Configurable error handling of subprocess.Popen universal_newline / text argument

gitmatters · April 22, 2024, 11:05am

ATM the universal_newlines / text args are pretty much useless, hence they are not handling decoding errors instead throwing UnicodeDecodeError, when something goes wrong with default encoding=“utf-8”. This can not be intended behaviour, meaning who would want the subprocess to crash, caused by problems with stdout?
The robust workaround is to do the decoding manually, which comes with an option of error handling:

process = subprocess.Popen(command_list, stdout=subprocess.PIPE, stderr=subprocess.PIPE)
stdout, stderr = process.communicate()
stdout = stdout.decode('utf-8', errors='replace')
stderr = stderr.decode('utf-8', errors='replace')
logging.info(f"ProcStdOut: {stdout}")
logging.error(f"ProcStdErr: {stderr}")

For me replacing decoding errors would be the expected default behaviour, which should be used for universal_newlines/text arg as well. The arg could than be used (not as boolean but) with different modi, fe.None (for false), Replace(for robust replacing errors), Error (for True, throwing Error).

storchaka · April 22, 2024, 12:35pm

Did you try to specify the errors argument?

If you propose to change its default value, the current behavior is more reliable. Errors should not be silently ignored by default.

gitmatters · April 22, 2024, 1:57pm

yeah errors is kind of what I was looking for, how did I missed that …

Anyways I find the default behaviour on throwing errors on logging issues difficult for lasting subprocesses that run for hours, which are than crashing because of encoding. Who would want that ?

In general i`m completly with you errors should not be silent, but in this scenario, where it interrupts the subprocess, I find it little helpful. But could be that I am alone with that opinion, than I dont want to cause drama…

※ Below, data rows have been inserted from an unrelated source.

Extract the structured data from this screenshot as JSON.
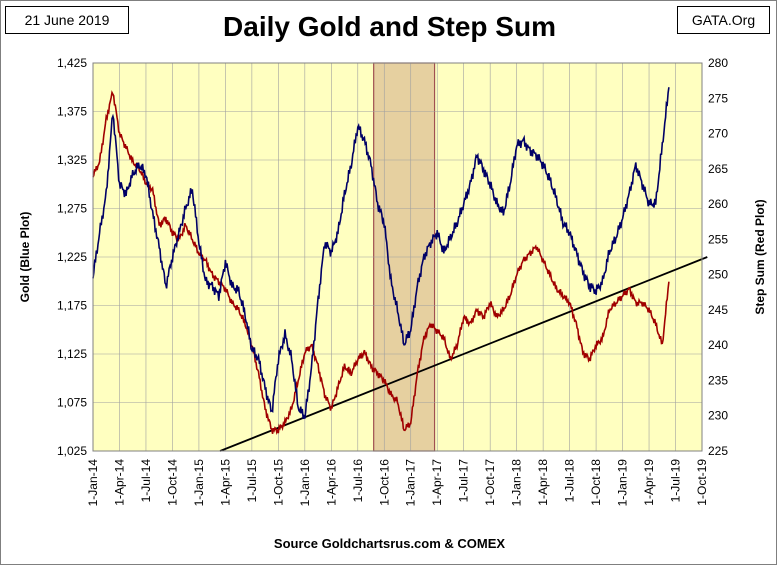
{
  "header": {
    "date": "21 June 2019",
    "brand": "GATA.Org",
    "title": "Daily Gold and Step Sum"
  },
  "footer": {
    "source": "Source Goldchartsrus.com & COMEX"
  },
  "colors": {
    "plot_background": "#FFFFC0",
    "highlight_band": "#E6D0A0",
    "highlight_border": "#A05050",
    "gold_line": "#000066",
    "step_sum_line": "#A00000",
    "trend_line": "#000000",
    "grid": "#A0A0A0"
  },
  "chart_data": {
    "type": "line",
    "title": "Daily Gold and Step Sum",
    "x_categories": [
      "1-Jan-14",
      "1-Apr-14",
      "1-Jul-14",
      "1-Oct-14",
      "1-Jan-15",
      "1-Apr-15",
      "1-Jul-15",
      "1-Oct-15",
      "1-Jan-16",
      "1-Apr-16",
      "1-Jul-16",
      "1-Oct-16",
      "1-Jan-17",
      "1-Apr-17",
      "1-Jul-17",
      "1-Oct-17",
      "1-Jan-18",
      "1-Apr-18",
      "1-Jul-18",
      "1-Oct-18",
      "1-Jan-19",
      "1-Apr-19",
      "1-Jul-19",
      "1-Oct-19"
    ],
    "y_left": {
      "label": "Gold   (Blue Plot)",
      "range": [
        1025,
        1425
      ],
      "ticks": [
        "1,025",
        "1,075",
        "1,125",
        "1,175",
        "1,225",
        "1,275",
        "1,325",
        "1,375",
        "1,425"
      ]
    },
    "y_right": {
      "label": "Step Sum   (Red Plot)",
      "range": [
        225,
        280
      ],
      "ticks": [
        "225",
        "230",
        "235",
        "240",
        "245",
        "250",
        "255",
        "260",
        "265",
        "270",
        "275",
        "280"
      ]
    },
    "grid": true,
    "highlight_period": {
      "from_quarter_index": 10.6,
      "to_quarter_index": 12.9
    },
    "series": [
      {
        "name": "Gold",
        "axis": "left",
        "x": [
          0,
          0.25,
          0.5,
          0.75,
          1,
          1.25,
          1.5,
          1.75,
          2,
          2.25,
          2.5,
          2.75,
          3,
          3.25,
          3.5,
          3.75,
          4,
          4.25,
          4.5,
          4.75,
          5,
          5.25,
          5.5,
          5.75,
          6,
          6.25,
          6.5,
          6.75,
          7,
          7.25,
          7.5,
          7.75,
          8,
          8.25,
          8.5,
          8.75,
          9,
          9.25,
          9.5,
          9.75,
          10,
          10.25,
          10.5,
          10.75,
          11,
          11.25,
          11.5,
          11.75,
          12,
          12.25,
          12.5,
          12.75,
          13,
          13.25,
          13.5,
          13.75,
          14,
          14.25,
          14.5,
          14.75,
          15,
          15.25,
          15.5,
          15.75,
          16,
          16.25,
          16.5,
          16.75,
          17,
          17.25,
          17.5,
          17.75,
          18,
          18.25,
          18.5,
          18.75,
          19,
          19.25,
          19.5,
          19.75,
          20,
          20.25,
          20.5,
          20.75,
          21,
          21.25,
          21.5,
          21.75
        ],
        "values": [
          1205,
          1250,
          1290,
          1375,
          1300,
          1290,
          1310,
          1320,
          1310,
          1270,
          1235,
          1195,
          1225,
          1250,
          1275,
          1295,
          1240,
          1200,
          1195,
          1185,
          1220,
          1195,
          1190,
          1165,
          1130,
          1120,
          1090,
          1065,
          1120,
          1145,
          1120,
          1070,
          1060,
          1110,
          1180,
          1240,
          1230,
          1250,
          1290,
          1320,
          1360,
          1345,
          1320,
          1280,
          1260,
          1200,
          1170,
          1135,
          1150,
          1195,
          1225,
          1240,
          1250,
          1230,
          1245,
          1260,
          1280,
          1300,
          1330,
          1315,
          1300,
          1280,
          1270,
          1300,
          1340,
          1345,
          1335,
          1330,
          1320,
          1305,
          1285,
          1260,
          1250,
          1230,
          1210,
          1195,
          1190,
          1200,
          1230,
          1245,
          1265,
          1290,
          1320,
          1300,
          1280,
          1280,
          1340,
          1400
        ]
      },
      {
        "name": "Step Sum",
        "axis": "right",
        "x": [
          0,
          0.25,
          0.5,
          0.75,
          1,
          1.25,
          1.5,
          1.75,
          2,
          2.25,
          2.5,
          2.75,
          3,
          3.25,
          3.5,
          3.75,
          4,
          4.25,
          4.5,
          4.75,
          5,
          5.25,
          5.5,
          5.75,
          6,
          6.25,
          6.5,
          6.75,
          7,
          7.25,
          7.5,
          7.75,
          8,
          8.25,
          8.5,
          8.75,
          9,
          9.25,
          9.5,
          9.75,
          10,
          10.25,
          10.5,
          10.75,
          11,
          11.25,
          11.5,
          11.75,
          12,
          12.25,
          12.5,
          12.75,
          13,
          13.25,
          13.5,
          13.75,
          14,
          14.25,
          14.5,
          14.75,
          15,
          15.25,
          15.5,
          15.75,
          16,
          16.25,
          16.5,
          16.75,
          17,
          17.25,
          17.5,
          17.75,
          18,
          18.25,
          18.5,
          18.75,
          19,
          19.25,
          19.5,
          19.75,
          20,
          20.25,
          20.5,
          20.75,
          21,
          21.25,
          21.5,
          21.75
        ],
        "values": [
          264,
          266,
          272,
          276,
          270,
          268,
          266,
          265,
          263,
          262,
          257,
          258,
          256,
          255,
          257,
          255,
          253,
          252,
          250,
          249,
          248,
          246,
          245,
          243,
          240,
          236,
          231,
          228,
          228,
          229,
          231,
          235,
          239,
          240,
          237,
          233,
          231,
          234,
          237,
          236,
          238,
          239,
          237,
          236,
          235,
          233,
          232,
          228,
          229,
          236,
          241,
          243,
          242,
          241,
          238,
          240,
          244,
          243,
          245,
          244,
          246,
          244,
          245,
          247,
          250,
          252,
          253,
          254,
          252,
          250,
          248,
          247,
          246,
          243,
          239,
          238,
          240,
          241,
          245,
          246,
          247,
          248,
          246,
          246,
          245,
          243,
          240,
          249
        ]
      },
      {
        "name": "Trend",
        "axis": "right",
        "x": [
          4.8,
          23.2
        ],
        "values": [
          225,
          252.5
        ]
      }
    ]
  }
}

kknechtel · April 22, 2024, 5:50pm

If you don’t know how the data encodes text, you cannot properly treat it as text. Full stop.

After all, not all data is meant to be treated as text, at all.

utf-8 encoding is guessed because it’s popular. When a simple guess doesn’t work, there needs to be some other source of information. Or at least, a different guess.

There aren’t “problems with stdout”. There is one problem, which is trying to treat the data as if it were encoded in UTF-8, even though it isn’t.

The subprocess doesn’t crash. Something in the Python code raises an uncaught exception. Whatever other program you started up, doesn’t care whether your Python code is correctly interpreting its output data. It doesn’t even know your Python code exists. (It might know that it isn’t outputting directly to a terminal, but that’s about it.)

It’s intended behaviour in that raising an exception is far better than getting wrong input and having no way to know it’s wrong.

If replacing erroneous UTF-8 sequences gives you “good enough” input, that’s your decision to make. It doesn’t need to be this “manual”, because subprocess.Popen has encoding and errors parameters which are forwarded as needed to the encoding steps. So do all the other tools like subprocess.call which share all the common “frequently used arguments” described in the documentation.

I’m moving this to the Help section because it appears to be proposing functionality that already exists.

The problem is: if you are running into errors, it is much more likely that you have the wrong encoding, rather than that there is some random garbage byte in the middle of normal text. There are a lot of “code page” (single-byte) encodings out there that will look perfectly normal in UTF-8 as long as you stick to ASCII, and break constantly as soon as there’s anything else. For example, Latin-1 is defined so that each byte value 0…255 corresponds to the first 256 Unicode code points (and nothing else can be represented). If you try to interpret this as UTF-8, bytes with values A0…BF that perfectly well correspond to ordinary characters (as well as 80…9F that correspond to valid control characters) will be seen as invalid continuation bytes. All of the characters ÀÁõö÷øùúûüýþÿ will be seen as invalid bytes that should never appear anywhere in UTF-8 data. A bunch more (C2…F4) will be seen as the leading bytes of some multi-byte sequence, but the following byte will probably not be a valid continuation byte. If it is, that’s even worse: the sequence will be incorrectly interpreted as a single character. If, for example, your company registered a trademark that ends with É, you could be in for a nasty surprise.